И символисты, и Гумилев с Городецким считали, что метафизические звезды бесконечно далеки от земного человека. Только символисты предпочитали писать о метафизических звездах:
Тени забытой упреки…
Ласки недавней обман…
Звезды немые далеки,
Ночь завернулась в туман.
В. Брюсов. «Звезды закрыли ресницы…», 1893,
а Гумилев с Городецким – о земном человеке.
В первом акмеистическом стихотворении Мандельштама «Нет, не луна, а светлый циферблат…» все совсем не так. Поэт вовсе не отказывается «читать» в бесконечно далеких «звездных письменах», которые на «лентах млечных» держит «небосклон», а, напротив, «осязает» «млечность звезд». До них, что называется, «рукой подать». И «циферблат» предпочтен «луне» в первую очередь не потому, что луна – это символ, а циферблат – вещь, а потому, что циферблат ближе луны.
Так поэт приблизил к Земле недосягаемую метафизическую даль. В его понимании акмеизм – это прежде всего не противопоставление «звездного» «земному», «млечному», а «живое равновесие» (цитата из самого Мандельштама) (I: 180) между «звездным» и «земным». Иными словами, звезды становятся в стихотворении «Нет, не луна, а светлый циферблат…» своими, потому что и метафизика в понимании поэта – своя, она не отменена, а уравновешена любовью к Земле.
Понятно тогда, почему в первой строфе стихотворения Мандельштама возникает полуизвиняющееся «И чем я виноват…». Ведь поэт в данном случае объяснялся не с символистами, а с соратниками-акмеистами[173].
Следует, конечно, согласиться с исследователем мандельштамовского творчества Е.А. Тоддесом, который полагает, что у Мандельштама «равновесие достигалось скорее в границах того или иного текста, чем действительно управляло внутренней биографией поэта»[174]. И все же обретение спасительного жизненного равновесия на достаточно продолжительное время придало Мандельштаму уверенность в собственных силах и немало поспособствовало его превращению «из утонченнейшего символиста в правоверного акмеиста»[175]. Правоверного настолько, что это не могло не вызывать чувства сильнейшего раздражения у модернистов старшего поколения. Так, между Мандельштамом и Федором Сологубом, если верить Ивану Игнатьеву, в январе 1913 года состоялся следующий телефонный диалог:
«М<андельштам>. Будьте любезны назначить время, когда я бы мог приехать к вам!
С<ологуб>. Зачем?
М<андельштам>. Я хочу прочесть вам мои стихи!
С<ологуб>. Зачем?
М<андельштам>. Хочу узнать ваше мнение!
С<ологуб>. Я не выскажу вам никакого мнения.

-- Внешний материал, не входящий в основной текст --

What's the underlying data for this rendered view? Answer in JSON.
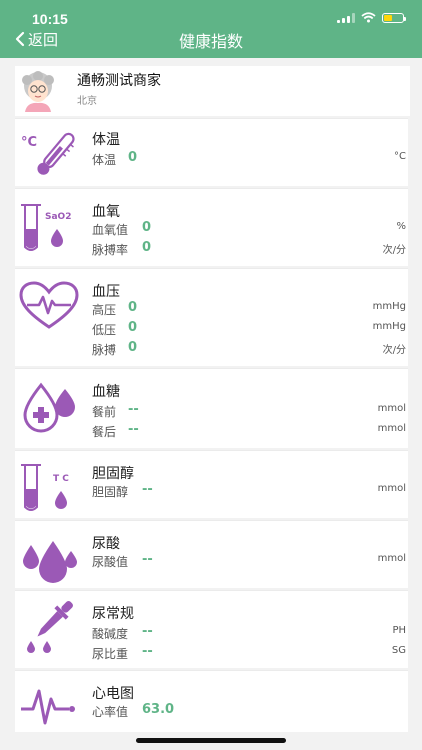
{
  "status": {
    "time": "10:15"
  },
  "header": {
    "back_label": "返回",
    "title": "健康指数"
  },
  "merchant": {
    "name": "通畅测试商家",
    "city": "北京"
  },
  "colors": {
    "accent": "#5fb487",
    "icon": "#9b59b6"
  },
  "cards": [
    {
      "title": "体温",
      "icon": "thermometer-icon",
      "rows": [
        {
          "label": "体温",
          "value": "0",
          "unit": "°C"
        }
      ]
    },
    {
      "title": "血氧",
      "icon": "sao2-tube-icon",
      "icon_text": "SaO2",
      "rows": [
        {
          "label": "血氧值",
          "value": "0",
          "unit": "%"
        },
        {
          "label": "脉搏率",
          "value": "0",
          "unit": "次/分"
        }
      ]
    },
    {
      "title": "血压",
      "icon": "heart-pulse-icon",
      "rows": [
        {
          "label": "高压",
          "value": "0",
          "unit": "mmHg"
        },
        {
          "label": "低压",
          "value": "0",
          "unit": "mmHg"
        },
        {
          "label": "脉搏",
          "value": "0",
          "unit": "次/分"
        }
      ]
    },
    {
      "title": "血糖",
      "icon": "blood-drop-plus-icon",
      "rows": [
        {
          "label": "餐前",
          "value": "--",
          "unit": "mmol"
        },
        {
          "label": "餐后",
          "value": "--",
          "unit": "mmol"
        }
      ]
    },
    {
      "title": "胆固醇",
      "icon": "tc-tube-icon",
      "icon_text": "T C",
      "rows": [
        {
          "label": "胆固醇",
          "value": "--",
          "unit": "mmol"
        }
      ]
    },
    {
      "title": "尿酸",
      "icon": "drops-icon",
      "rows": [
        {
          "label": "尿酸值",
          "value": "--",
          "unit": "mmol"
        }
      ]
    },
    {
      "title": "尿常规",
      "icon": "dropper-icon",
      "rows": [
        {
          "label": "酸碱度",
          "value": "--",
          "unit": "PH"
        },
        {
          "label": "尿比重",
          "value": "--",
          "unit": "SG"
        }
      ]
    },
    {
      "title": "心电图",
      "icon": "ecg-icon",
      "rows": [
        {
          "label": "心率值",
          "value": "63.0",
          "unit": ""
        }
      ]
    }
  ]
}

М<андельштам>. Я постараюсь прочесть ваш приговор по выражению вашего лица.
С<ологуб>. Мое лицо вам ничего не скажет. (Вешает трубку.)»[176].
Реакция Сологуба на звонок Мандельштама станет более понятной, если привести цитату из письма близкой к дому Сологуба Ал. Н. Чеботаревской к Вячеславу Иванову от 21 января 1913 года: «Мандельштам ходит и говорит: “Отныне ни одна строка Сологуба, Брюсова, Иванова или Блока не будет напечатана в «Аполлоне» – он скоро (это еще оч<ень> проблематично) будет журналом акмеистов”»[177].
Поэт напрасно поспешил объявить журнал Сергея Маковского акмеистическим органом. Хотя Маковский и позволил напечатать в «Аполлоне» манифесты нового литературного направления, написанные Гумилевым и Городецким, программная статья самого Мандельштама «Утро акмеизма» в этом журнале опубликована не была.
8
«Утро акмеизма» пронизано архитектурной символикой и метафорикой. «Акмеизм – для тех, – пишет Мандельштам, – кто, обуянный духом строительства, не отказывается малодушно от своей тяжести, а радостно принимает ее, чтобы разбудить и использовать архитектурно спящие в ней силы» (I: 178). Значимые параллели к этому фрагменту исследователи уже давно обнаружили в программном мандельштамовском стихотворении 1912 года «Notre Dame»:
Где римский судия судил чужой народ,
Стоит базилика – и, радостный и первый, —
Как некогда Адам, распластывая нервы,
Играет мышцами крестовый легкий свод.
Но выдает себя снаружи тайный план:
Здесь позаботилась подпружных арок сила,
Чтоб масса грузная стены не сокрушила, —
И свода дерзкого бездействует таран.